Allen e seu alto apetite (publicado originalmente em 12/7/2011)
Imagine fazer um filme cujos participantes coadjuvantes sejam Cole Porter, Ernest Hemingway, T. S. Eliot, Pablo Picasso, Luiz Buñuel, Henri Matisse, Paul Gauguin, Henri de Toulouse-Lautrec, Edgar Degas, F. Scott Fitzgerald, Zelda Fitzgerald, Salvador Dalí e Gertrude Stein. Imagine ainda reproduzir a Paris efervescente, melancólica e esfumaçada dos anos 1920, com todos os nomes imortais circulando por aí, discutindo cultura, livros, pinturas, política, amor e relacionamentos. E siga imaginando e se jogue no meio destas cobras, trocando as suas ideias com eles, debatendo o futuro do mundo, ou da sua rua mesmo, se deve ou não prosseguir com aquela moça ou arrancar o coração e dá-lo a outra. Tudo isto está em 'Meia Noite em Paris' (2011), o filme estreado há alguns dias e em cartaz no Cinemark do shopping Colinas.

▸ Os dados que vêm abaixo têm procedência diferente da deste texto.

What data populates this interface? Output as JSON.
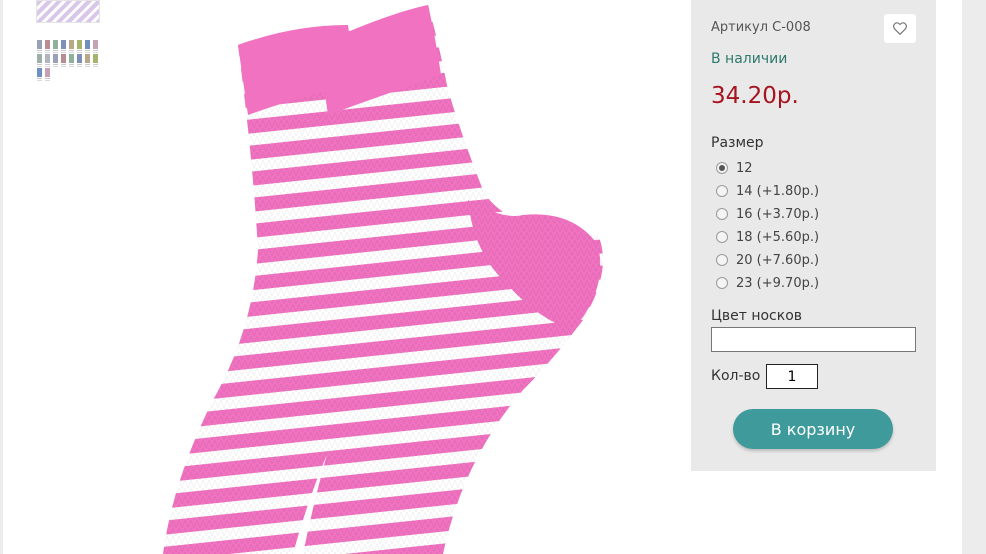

A início de conversa, trata-se do mais recente trabalho de Woody Allen, por quem despejo toda a minha devoção, reverência. Totalmente rodada na Cidade Luz, a obra é uma tetéia mesmo ao público que desconheça a vida artística deste pessoal, escritores a pintores, passando à crítica literária Gertrude Stein. O mais importante e relevante é poder assistir à caída de queixo de Gil Pender (Owen Wilson, de 'Marley & Eu – 2010), escritor e roteirista fracassado de Hollywood, o alterego da vez de W.Allen. Ele vai a Paris com sua esposa Inez (Rachel McAdams, de 'Uma Manhã Gloriosa' – 2011) e os sogros John (Kurt Fuller, de 'Tratamento de Choque' – 2003) e Helen (Mimi Kennedy, de 'A Morte lhe cai Bem' – 1992). Então, Gil caminha pelas ruas da cidade à noite. À zero hora, um carro antigo vem buscá-lo para a farra do passado.
Allen foi um jovem aventureiro em Paris na década de 1960. Arriscou-se lá tentando ser escritor às empreitadas como o roteirista e comediante. E não é um pouco dele que está na França de 'Meia Noite em Paris'. É muito. As neuras, preocupações, angústias, agonias e insegurança do protagonista estão ali, emprenhadas na trama e fazendo com que os espectadores se sintam como ele e tenham vontade de estar onde ele está, no meio de Dalí, Fitzgerald, Hemingway etc. À medida que o filme caminha, Gil e Inez se afastam – ela se envolvendo com o 'pedante' Paul (Martin Sheen, de 'A Rainha' – 2008), ele com Adriana (Marion Cottilard, a 'Piaf: Um Hino ao Amor'–2009), musa dos anos 1920; a guia do museu (Carla Bruni, a senhora Sarkozy) e Gabrielle (Léa Seydoux). Mas o amor é abordado naquela forma alleniana, diga-se.
O cineasta conseguiu dar ao elenco de apoio (Adrien Brody, Kathy Bates, Corey Stoll, Marcial di Fonzo Bo, Yves Heck, Vicent Menjou, François Rostan, David Lowe, Alison Pill e Tom Hiddleston), tal como aos centrais um ritmo contagiante, demonstrando que, aos 75 anos, continua tendo a mesma energia e vivacidade de outrora. Para mim, o mais incrível foi Allen conseguir fazer de Owen Wilson um ator de categoria finalmente. Wilson está em cena totalmente mudado em relação as suas demais fitas da carreira.
'Meia Noite em Paris' é lindo, intrigante e competente na sua proposta. Como adoro Woody Allen posso ser suspeito, mas se for ver, concordará comigo. Ele põe Paris em seu colo e a nina, como se fosse um filho recém-nascido. Allen reina absoluto por trás das câmeras. Seu apetite está muito alto. Que bom.